5. Na noite da inauguração, há um ano, saíam da máquina páginas de Alfred Jarry (“Os Cinco Sentidos”). Foi a primeira edição inteiramente impressa no Homem do Saco, mas a família Homem do Saco, no seu ramo Pianola, já tinha feito um livro de capa dura chamado “Biblioteca dos Rapazes”, colagens e poemas de Rui Pires Cabral. Estava, pois, pronto a levar nessa noite inaugural em que também se ouviu Eric Satie tocado em piano de brincar. Levei-o comigo para o Brasil e li-o durante o Inverno tropical. Apetecia destacar as páginas, pô-las na parede. O Rui Pires Cabral é o poeta português da minha geração que li mais ao perto. A música dele também era a minha música. É difícil encontrar vários desses livros, publicados entre o fim dos anos 90 e os anos 2000, mas a “Biblioteca dos Rapazes” da Pianola ainda não esgotou.

 

6. O Homem do Saco tem o catálogo online, e vende online (http://sacoman.tumblr.com/). De resto, é tão lentamente manual quanto as mãos a ajudar, na composição, na impressão, no corte, no acabamento.
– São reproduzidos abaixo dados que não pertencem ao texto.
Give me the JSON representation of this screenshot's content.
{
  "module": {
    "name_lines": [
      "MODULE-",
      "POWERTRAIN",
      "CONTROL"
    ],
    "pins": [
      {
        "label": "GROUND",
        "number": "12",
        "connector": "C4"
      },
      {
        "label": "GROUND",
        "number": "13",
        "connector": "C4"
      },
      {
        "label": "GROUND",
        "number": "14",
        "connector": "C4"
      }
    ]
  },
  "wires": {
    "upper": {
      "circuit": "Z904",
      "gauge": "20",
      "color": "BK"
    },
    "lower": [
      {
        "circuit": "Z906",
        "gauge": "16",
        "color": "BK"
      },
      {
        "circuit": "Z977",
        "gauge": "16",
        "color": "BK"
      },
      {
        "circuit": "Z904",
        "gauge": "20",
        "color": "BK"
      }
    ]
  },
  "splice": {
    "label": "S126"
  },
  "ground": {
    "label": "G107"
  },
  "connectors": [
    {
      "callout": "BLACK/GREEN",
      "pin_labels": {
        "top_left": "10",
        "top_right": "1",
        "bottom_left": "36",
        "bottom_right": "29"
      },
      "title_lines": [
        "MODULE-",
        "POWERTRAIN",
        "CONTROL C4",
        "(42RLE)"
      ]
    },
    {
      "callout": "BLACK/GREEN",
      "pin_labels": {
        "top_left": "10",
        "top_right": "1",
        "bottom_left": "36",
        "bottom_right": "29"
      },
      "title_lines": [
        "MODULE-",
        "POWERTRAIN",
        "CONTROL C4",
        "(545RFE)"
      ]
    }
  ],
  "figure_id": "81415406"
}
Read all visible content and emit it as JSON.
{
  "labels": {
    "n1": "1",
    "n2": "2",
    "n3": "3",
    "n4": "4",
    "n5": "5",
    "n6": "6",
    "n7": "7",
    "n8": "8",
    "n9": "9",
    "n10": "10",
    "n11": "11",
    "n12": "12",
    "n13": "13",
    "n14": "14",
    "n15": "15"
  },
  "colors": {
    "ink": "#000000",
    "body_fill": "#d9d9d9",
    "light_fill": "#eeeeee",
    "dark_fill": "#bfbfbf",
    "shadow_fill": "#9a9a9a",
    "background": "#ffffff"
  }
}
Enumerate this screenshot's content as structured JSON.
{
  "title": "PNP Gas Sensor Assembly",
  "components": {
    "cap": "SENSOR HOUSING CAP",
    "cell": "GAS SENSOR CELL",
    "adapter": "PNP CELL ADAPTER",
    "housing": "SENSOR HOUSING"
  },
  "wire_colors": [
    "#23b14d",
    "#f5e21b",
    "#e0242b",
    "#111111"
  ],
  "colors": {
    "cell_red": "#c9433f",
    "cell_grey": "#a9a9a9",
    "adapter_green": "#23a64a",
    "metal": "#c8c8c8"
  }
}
E aceita encomendas de quem não tiver pressa: o disco de Joana Sá foi uma encomenda, cada exemplar feito à mão.

 

7. É trabalho de oficina, para sujar as mãos, cortar o dedo. Quem por lá passe, verá muito provavelmente Luís Henriques debruçado sobre uma máquina com tinta até aos braços, Mariana a aparar livrinhos com um x-acto. “Temos duas Minervas pequenas e uma grande, velhinhas”, diz ela. “E três cavaletes com tipos, mais algumas zincogravuras com motivos ou adornos tipográficos. E algumas caixas de tipos. E um prelo, que permite imprimir formatos maiores. E uma prensa de gravura.”

 

8. À hora de almoço faz-se um piquenique em cima da mesa de corte com quem esteja, poetas, ilustradores, tradutores amigos. Há cola, tinta, agulhas com linhas negras, tirinhas de papel-vegetal. O último livro a sair do prelo, chancela Pianola, chama-se “Carta a D. — História de um amor”, de André Gorz, tradução de Rui Caeiro. A citação na contracapa diz: “… gostava de poder dar-te tudo de mim durante o tempo que nos resta.” Na capa e contracapa dança o mesmo par de chumbo que já andou à volta do livro em forma de estrela.